De mobiele telefoon van [medeverdachte 2] wordt onderzocht en daaruit blijkt dat zij in de periode van 2 april 2018 tot l mei 2018 in totaal 16 gesprekken heeft gevoerd met het telefoonnummer dat bij [naam 2] in gebruik was. Uit de analyse van de telecomgegevens van de telefoon van [naam 2] is gebleken dat hij op 6 april 2018 via WhatsApp het telefoonnummer van [medeverdachte 2] doorstuurt aan verdachte. Vervolgens blijkt dat [medeverdachte 2] vanaf 6 april 2018, iets meer dan anderhalve maand voor haar aanhouding, in totaal 39 gesprekken heeft gevoerd met het telefoonnummer dat bij verdachte in gebruik was, terwijl verdachte en [medeverdachte 2] voorafgaand aan die datum geen telefonisch contact hadden. Op 25 mei 2018 stuurt [naam 2] via WhatsApp het telefoonnummer van [naam 3] naar verdachte. In hetzelfde chatgesprek schrijft verdachte aan [naam 2] : "Ze is naar binnenland gegaan hoor/naar "boven" gegaan hoor", en "En het "eten" alles?". De rechtbank leidt hieruit af dat dit gesprek in versluierde taal ging over duwersbollen en slikkersbollen met verdovende middelen. Ter terechtzitting heeft verdachte bovendien bevestigd dat hij met zijn berichtje over eten bedoelde te zeggen dat [medeverdachte 2] alles had ingeslikt. Voorts geeft [naam 2] op 25 mei 2018 in een WhatsApp gesprek de naam van [medeverdachte 2] door aan [naam 3] .
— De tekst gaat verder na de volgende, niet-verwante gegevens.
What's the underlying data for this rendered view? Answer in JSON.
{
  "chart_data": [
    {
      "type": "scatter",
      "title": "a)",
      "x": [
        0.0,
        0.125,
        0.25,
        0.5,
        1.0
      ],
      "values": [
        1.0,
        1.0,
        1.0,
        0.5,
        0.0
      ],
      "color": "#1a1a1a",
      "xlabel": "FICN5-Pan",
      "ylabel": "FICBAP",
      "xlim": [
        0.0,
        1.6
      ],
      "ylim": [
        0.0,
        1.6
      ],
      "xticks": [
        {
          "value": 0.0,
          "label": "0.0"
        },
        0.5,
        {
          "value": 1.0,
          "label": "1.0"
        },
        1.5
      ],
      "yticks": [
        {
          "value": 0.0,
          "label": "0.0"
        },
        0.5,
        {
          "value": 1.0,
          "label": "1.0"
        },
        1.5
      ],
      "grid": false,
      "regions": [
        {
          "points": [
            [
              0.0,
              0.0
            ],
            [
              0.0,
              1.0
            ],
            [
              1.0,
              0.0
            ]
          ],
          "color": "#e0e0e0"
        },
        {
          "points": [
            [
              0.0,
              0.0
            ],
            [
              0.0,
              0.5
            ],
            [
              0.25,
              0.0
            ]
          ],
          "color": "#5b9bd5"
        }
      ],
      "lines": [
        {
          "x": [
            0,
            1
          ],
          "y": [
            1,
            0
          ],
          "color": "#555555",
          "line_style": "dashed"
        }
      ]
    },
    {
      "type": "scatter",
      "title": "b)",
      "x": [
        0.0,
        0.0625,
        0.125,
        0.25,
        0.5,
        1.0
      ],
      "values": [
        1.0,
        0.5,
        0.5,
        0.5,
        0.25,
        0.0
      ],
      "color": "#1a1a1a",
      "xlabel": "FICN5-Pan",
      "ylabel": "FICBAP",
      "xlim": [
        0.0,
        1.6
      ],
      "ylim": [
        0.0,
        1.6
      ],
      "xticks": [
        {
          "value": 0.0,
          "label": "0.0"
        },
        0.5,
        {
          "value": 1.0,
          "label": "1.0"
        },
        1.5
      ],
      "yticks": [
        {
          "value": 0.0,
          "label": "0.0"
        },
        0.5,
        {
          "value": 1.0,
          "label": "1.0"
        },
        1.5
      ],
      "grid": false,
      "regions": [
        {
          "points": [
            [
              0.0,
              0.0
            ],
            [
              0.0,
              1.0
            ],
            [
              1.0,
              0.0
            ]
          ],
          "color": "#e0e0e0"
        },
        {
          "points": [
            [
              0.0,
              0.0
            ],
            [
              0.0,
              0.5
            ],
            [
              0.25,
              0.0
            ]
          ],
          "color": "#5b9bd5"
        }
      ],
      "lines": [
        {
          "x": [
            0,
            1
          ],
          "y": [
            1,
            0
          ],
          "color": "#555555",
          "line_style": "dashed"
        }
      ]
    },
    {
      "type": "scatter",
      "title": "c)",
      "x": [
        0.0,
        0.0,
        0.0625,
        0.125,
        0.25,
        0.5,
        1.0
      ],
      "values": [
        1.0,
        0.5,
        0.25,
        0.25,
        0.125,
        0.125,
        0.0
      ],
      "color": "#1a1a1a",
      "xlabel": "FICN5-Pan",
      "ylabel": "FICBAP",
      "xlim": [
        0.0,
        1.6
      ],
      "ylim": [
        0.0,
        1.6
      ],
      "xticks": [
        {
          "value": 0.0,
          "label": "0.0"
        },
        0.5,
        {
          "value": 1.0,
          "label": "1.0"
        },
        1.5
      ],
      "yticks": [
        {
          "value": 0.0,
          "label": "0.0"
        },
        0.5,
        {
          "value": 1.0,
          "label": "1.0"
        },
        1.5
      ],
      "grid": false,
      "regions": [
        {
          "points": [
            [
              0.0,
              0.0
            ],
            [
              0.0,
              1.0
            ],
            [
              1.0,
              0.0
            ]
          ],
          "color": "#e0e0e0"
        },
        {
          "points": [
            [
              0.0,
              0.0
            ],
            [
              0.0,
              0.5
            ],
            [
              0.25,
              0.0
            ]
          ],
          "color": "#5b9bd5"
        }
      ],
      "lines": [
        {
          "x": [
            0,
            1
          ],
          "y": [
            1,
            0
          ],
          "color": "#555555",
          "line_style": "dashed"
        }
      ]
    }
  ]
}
Op grond van het voorgaande, in onderling verband en samenhang bezien, en mede gezien in het licht van het onder 1 primair bewezenverklaarde feit, waarbij sprake is van een soortgelijke modus operandi en rol van verdachte, is de rechtbank van oordeel dat ook ten aanzien van feit 2 de voor medeplegen vereiste voldoende nauwe en bewuste samenwerking tussen verdachte en anderen is komen vast te staan. De bijdrage van verdachte aan het onder 2 ten laste gelegde feit is van zodanig gewicht dat deze kan worden aangemerkt als medeplegen. Daarmee acht de rechtbank ook het onder 2 primair ten laste gelegde feit bewezen.